Руководители всех крупных стран просто не сумели ухватить сути находящейся в их распоряжении технологии или смысла союзов, лихорадочно ими создаваемых. Они, похоже, забыли об огромных потерях, которые принесла недавняя гражданская война в Америке, и рассчитывали на краткий и окончательный конфликт. Им не приходило в голову, что неспособность придать своим альянсам разумные политические цели может привести к разрушению той цивилизации, какой они ее знали. Каждый из союзов ставил на карту слишком многое, чтобы позволить вступить в действие традиционной дипломатии «Европейского концерта». Вместо этого великие державы сумели создать дипломатическую машину Судного дня, хотя они и не ведали, что сотворили.
Глава 8
В водовороте событий. Военная машина Судного дня
Удивительным аспектом начала Первой мировой войны является вовсе не то, что кризис, меньший по значимости, чем множество уже преодоленных, вызвал в итоге глобальную катастрофу, а то, что для этого понадобилось так много времени. К 1914 году конфронтация между Германией и Австро-Венгрией, с одной стороны, и Антантой, с другой, стала до чрезвычайности серьезной. Государственные деятели всех ведущих стран внесли свой вклад в создание дипломатического механизма Судного суда, делавшего постепенно каждый последующий кризис более трудноразрешимым, чем предыдущий. А их военное руководство в значительной степени усугубило опасность посредством разработки таких стратегических планов, которые сокращали время для принятия решения. Поскольку военные планы зависели от скорости их осуществления, а дипломатическая машина была настроена на традиционный неторопливый ход, становилось невозможным разрешить кризис из-за дефицита времени. Дело усугублялось еще и тем, что авторы военных планов не объясняли своим политическим коллегам должным образом их смысловой подтекст.
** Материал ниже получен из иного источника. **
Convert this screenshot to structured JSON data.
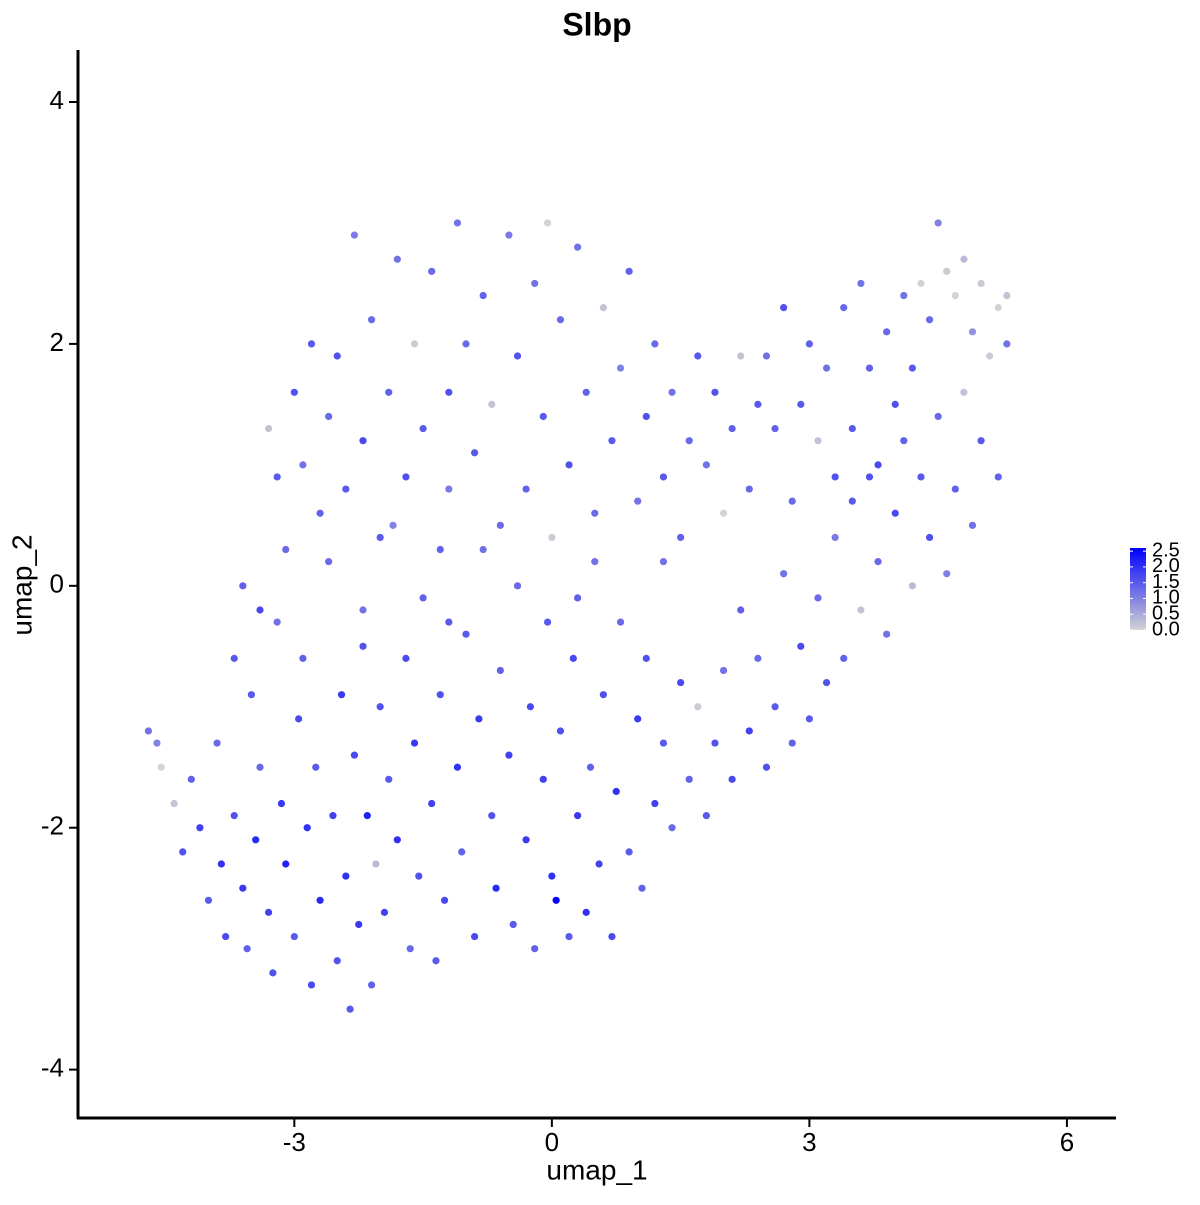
{
  "chart_data": {
    "type": "scatter",
    "title": "Slbp",
    "xlabel": "umap_1",
    "ylabel": "umap_2",
    "xlim": [
      -5.52,
      6.56
    ],
    "ylim": [
      -4.4,
      4.43
    ],
    "xticks": [
      -3,
      0,
      3,
      6
    ],
    "yticks": [
      -4,
      -2,
      0,
      2,
      4
    ],
    "color_scale": {
      "low": "#d3d3d3",
      "high": "#0000ff",
      "lim": [
        0,
        2.6
      ],
      "ticks": [
        {
          "value": 0,
          "label": "0.0"
        },
        {
          "value": 0.5,
          "label": "0.5"
        },
        {
          "value": 1,
          "label": "1.0"
        },
        {
          "value": 1.5,
          "label": "1.5"
        },
        {
          "value": 2,
          "label": "2.0"
        },
        {
          "value": 2.5,
          "label": "2.5"
        }
      ]
    },
    "x": [
      -4.7,
      -4.6,
      -4.55,
      -4.4,
      -4.3,
      -4.2,
      -4.1,
      -4.0,
      -3.9,
      -3.85,
      -3.8,
      -3.7,
      -3.6,
      -3.55,
      -3.5,
      -3.45,
      -3.4,
      -3.3,
      -3.25,
      -3.2,
      -3.15,
      -3.1,
      -3.0,
      -2.95,
      -2.9,
      -2.85,
      -2.8,
      -2.75,
      -2.7,
      -2.6,
      -2.55,
      -2.5,
      -2.45,
      -2.4,
      -2.35,
      -2.3,
      -2.25,
      -2.2,
      -2.15,
      -2.1,
      -2.05,
      -2.0,
      -1.95,
      -1.9,
      -1.85,
      -1.8,
      -1.7,
      -1.65,
      -1.6,
      -1.55,
      -1.5,
      -1.4,
      -1.35,
      -1.3,
      -1.25,
      -1.2,
      -1.1,
      -1.05,
      -1.0,
      -0.9,
      -0.85,
      -0.8,
      -0.7,
      -0.65,
      -0.6,
      -0.5,
      -0.45,
      -0.4,
      -0.3,
      -0.25,
      -0.2,
      -0.1,
      -0.05,
      0.0,
      0.05,
      0.1,
      0.2,
      0.25,
      0.3,
      0.4,
      0.45,
      0.5,
      0.55,
      0.6,
      0.7,
      0.75,
      0.8,
      0.9,
      1.0,
      1.05,
      1.1,
      1.2,
      1.3,
      1.4,
      1.5,
      1.6,
      1.7,
      1.8,
      1.9,
      2.0,
      2.1,
      2.2,
      2.3,
      2.4,
      2.5,
      2.6,
      2.7,
      2.8,
      2.9,
      3.0,
      3.1,
      3.2,
      3.3,
      3.4,
      3.5,
      3.6,
      3.7,
      3.8,
      3.9,
      4.0,
      4.1,
      4.2,
      4.3,
      4.4,
      4.5,
      4.6,
      4.7,
      4.8,
      4.9,
      5.0,
      5.1,
      5.2,
      5.3,
      5.3,
      5.2,
      5.0,
      4.9,
      4.8,
      4.7,
      4.6,
      4.5,
      4.4,
      4.3,
      4.2,
      4.1,
      4.0,
      3.9,
      3.8,
      3.7,
      3.6,
      3.5,
      3.4,
      3.3,
      3.2,
      3.1,
      3.0,
      2.9,
      2.8,
      2.7,
      2.6,
      2.5,
      2.4,
      2.3,
      2.2,
      2.1,
      2.0,
      1.9,
      1.8,
      1.7,
      1.6,
      1.5,
      1.4,
      1.3,
      1.2,
      1.1,
      1.0,
      0.9,
      0.8,
      0.7,
      0.6,
      0.5,
      0.4,
      0.3,
      0.2,
      0.1,
      0.0,
      -0.05,
      -0.1,
      -0.2,
      -0.3,
      -0.4,
      -0.5,
      -0.6,
      -0.7,
      -0.8,
      -0.9,
      -1.0,
      -1.1,
      -1.2,
      -1.3,
      -1.4,
      -1.5,
      -1.6,
      -1.7,
      -1.8,
      -1.9,
      -2.0,
      -2.1,
      -2.2,
      -2.3,
      -2.4,
      -2.5,
      -2.6,
      -2.7,
      -2.8,
      -2.9,
      -3.0,
      -3.1,
      -3.2,
      -3.3,
      -3.4,
      -3.6,
      -3.7,
      -2.2,
      -1.2,
      0.3,
      1.3
    ],
    "values": [
      -1.2,
      -1.3,
      -1.5,
      -1.8,
      -2.2,
      -1.6,
      -2.0,
      -2.6,
      -1.3,
      -2.3,
      -2.9,
      -1.9,
      -2.5,
      -3.0,
      -0.9,
      -2.1,
      -1.5,
      -2.7,
      -3.2,
      -0.3,
      -1.8,
      -2.3,
      -2.9,
      -1.1,
      -0.6,
      -2.0,
      -3.3,
      -1.5,
      -2.6,
      0.2,
      -1.9,
      -3.1,
      -0.9,
      -2.4,
      -3.5,
      -1.4,
      -2.8,
      -0.2,
      -1.9,
      -3.3,
      -2.3,
      -1.0,
      -2.7,
      -1.6,
      0.5,
      -2.1,
      -0.6,
      -3.0,
      -1.3,
      -2.4,
      -0.1,
      -1.8,
      -3.1,
      -0.9,
      -2.6,
      0.8,
      -1.5,
      -2.2,
      -0.4,
      -2.9,
      -1.1,
      0.3,
      -1.9,
      -2.5,
      -0.7,
      -1.4,
      -2.8,
      0.0,
      -2.1,
      -1.0,
      -3.0,
      -1.6,
      -0.3,
      -2.4,
      -2.6,
      -1.2,
      -2.9,
      -0.6,
      -1.9,
      -2.7,
      -1.5,
      0.2,
      -2.3,
      -0.9,
      -2.9,
      -1.7,
      -0.3,
      -2.2,
      -1.1,
      -2.5,
      -0.6,
      -1.8,
      -1.3,
      -2.0,
      -0.8,
      -1.6,
      -1.0,
      -1.9,
      -1.3,
      -0.7,
      -1.6,
      -0.2,
      -1.2,
      -0.6,
      -1.5,
      -1.0,
      0.1,
      -1.3,
      -0.5,
      -1.1,
      -0.1,
      -0.8,
      0.4,
      -0.6,
      0.7,
      -0.2,
      0.9,
      0.2,
      -0.4,
      0.6,
      1.2,
      0.0,
      0.9,
      0.4,
      1.4,
      0.1,
      0.8,
      1.6,
      0.5,
      1.2,
      1.9,
      0.9,
      2.0,
      2.4,
      2.3,
      2.5,
      2.1,
      2.7,
      2.4,
      2.6,
      3.0,
      2.2,
      2.5,
      1.8,
      2.4,
      1.5,
      2.1,
      1.0,
      1.8,
      2.5,
      1.3,
      2.3,
      0.9,
      1.8,
      1.2,
      2.0,
      1.5,
      0.7,
      2.3,
      1.3,
      1.9,
      1.5,
      0.8,
      1.9,
      1.3,
      0.6,
      1.6,
      1.0,
      1.9,
      1.2,
      0.4,
      1.6,
      0.9,
      2.0,
      1.4,
      0.7,
      2.6,
      1.8,
      1.2,
      2.3,
      0.6,
      1.6,
      2.8,
      1.0,
      2.2,
      0.4,
      3.0,
      1.4,
      2.5,
      0.8,
      1.9,
      2.9,
      0.5,
      1.5,
      2.4,
      1.1,
      2.0,
      3.0,
      1.6,
      0.3,
      2.6,
      1.3,
      2.0,
      0.9,
      2.7,
      1.6,
      0.4,
      2.2,
      1.2,
      2.9,
      0.8,
      1.9,
      1.4,
      0.6,
      2.0,
      1.0,
      1.6,
      0.3,
      0.9,
      1.3,
      -0.2,
      0.0,
      -0.6,
      -0.5,
      -0.3,
      -0.1,
      0.2
    ],
    "expression": [
      1.2,
      1.0,
      0,
      0.2,
      1.6,
      1.4,
      1.8,
      1.5,
      1.3,
      2.0,
      1.7,
      1.6,
      1.9,
      1.4,
      1.5,
      2.1,
      1.3,
      1.8,
      1.6,
      1.2,
      1.9,
      2.2,
      1.5,
      1.7,
      1.4,
      2.0,
      1.7,
      1.5,
      2.1,
      1.3,
      1.8,
      1.6,
      1.9,
      2.0,
      1.5,
      1.7,
      1.9,
      1.2,
      2.2,
      1.4,
      0.3,
      1.6,
      1.8,
      1.5,
      1.0,
      2.0,
      1.7,
      1.3,
      1.9,
      1.6,
      1.4,
      1.8,
      1.5,
      1.6,
      1.7,
      1.1,
      2.0,
      1.4,
      1.5,
      1.7,
      1.9,
      1.2,
      1.6,
      2.1,
      1.4,
      1.8,
      1.5,
      1.3,
      1.9,
      1.7,
      1.4,
      1.8,
      1.5,
      2.0,
      2.6,
      1.6,
      1.5,
      1.7,
      1.9,
      2.0,
      1.4,
      1.2,
      1.8,
      1.6,
      1.7,
      2.0,
      1.3,
      1.5,
      1.9,
      1.4,
      1.6,
      1.8,
      1.5,
      1.3,
      1.7,
      1.4,
      0.1,
      1.5,
      1.6,
      1.2,
      1.7,
      1.4,
      1.8,
      1.3,
      1.6,
      1.5,
      1.2,
      1.4,
      1.7,
      1.5,
      1.3,
      1.6,
      1.1,
      1.4,
      1.5,
      0.2,
      1.6,
      1.3,
      1.2,
      1.7,
      1.4,
      0.3,
      1.5,
      1.6,
      1.3,
      1.0,
      1.4,
      0.2,
      1.2,
      1.5,
      0.1,
      1.4,
      1.2,
      0.2,
      0,
      0.1,
      0.8,
      0.3,
      0,
      0.1,
      1.0,
      1.3,
      0,
      1.5,
      1.2,
      1.6,
      1.3,
      1.7,
      1.4,
      1.2,
      1.5,
      1.3,
      1.6,
      1.2,
      0.2,
      1.4,
      1.5,
      1.3,
      1.6,
      1.4,
      1.2,
      1.5,
      1.3,
      0.2,
      1.4,
      0,
      1.6,
      1.2,
      1.5,
      1.3,
      1.4,
      1.2,
      1.5,
      1.3,
      1.6,
      1.2,
      1.4,
      1.0,
      1.5,
      0.2,
      1.3,
      1.4,
      1.2,
      1.6,
      1.3,
      0.1,
      0,
      1.5,
      1.2,
      1.4,
      1.6,
      1.1,
      1.3,
      0.2,
      1.4,
      1.5,
      1.3,
      1.2,
      1.6,
      1.4,
      1.3,
      1.5,
      0.1,
      1.6,
      1.2,
      1.4,
      1.5,
      1.3,
      1.7,
      1.1,
      1.5,
      1.6,
      1.3,
      1.4,
      1.5,
      1.2,
      1.6,
      1.3,
      1.5,
      0.2,
      1.7,
      1.4,
      1.5,
      1.6,
      1.5,
      1.4,
      1.2
    ]
  }
}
Военное планирование, в сущности, стало автономным. Первый шаг в этом направлении был сделан в ходе переговоров о заключении франко-русского военного союза в 1892 году. Вплоть до того времени на переговорах о союзе речь шла о «казус белли», иными словами, уточнялось, какие конкретные действия противника должны обязать союзника вступить в войну. И почти всякий раз попытка определения «казус белли» упиралась в то, кого же следовало рассматривать в качестве зачинщика схватки.
В мае 1892 года ведший переговоры от имени России генерал-адъютант Николай Николаевич Обручев направил письмо министру иностранных дел Гирсу с объяснениями, почему традиционный способ определения формального повода для объявления войны, или «казус белли», неприемлем в век современных технологий. Обручев настаивал: более важно то, кто первым объявил мобилизацию, а не то, кто сделал первый выстрел. «Приступ к мобилизации не может уже ныне считаться как бы мирным еще действием, это самый решительный акт войны»[273].
Сторона, проявляющая медлительность при мобилизации, может лишиться всех преимуществ наличия союза и дать возможность противнику нанести поражение каждому из своих союзников по очереди. Необходимость одновременной мобилизации для всех членов одного альянса прочно засела в умах европейских лидеров, что превратилась в основной принцип торжественных дипломатических взаимодействий. Целью союзов теперь уже была не гарантия поддержки после начала войны, а гарантия того, что каждый из союзников проведет мобилизацию как можно скорее и, как ожидалось, раньше любого из противников. И когда таким образом сформированные союзы начинали противостоять друг другу, угрозы, опирающиеся на мобилизацию, уже были необратимы, потому что остановить мобилизацию на полпути еще гибельнее, чем вовсе ее не начинать. Если одна из сторон остановилась, в то время как вторая продолжила начатое, то для первой неблагоприятные факторы с каждым днем будут нарастать. Если же обе стороны попытаются остановиться одновременно, то сделать это будет очень трудно ввиду технических проблем, из-за чего мобилизация почти наверняка завершится еще до того, как дипломаты сумеют договориться о способах ее прекращения.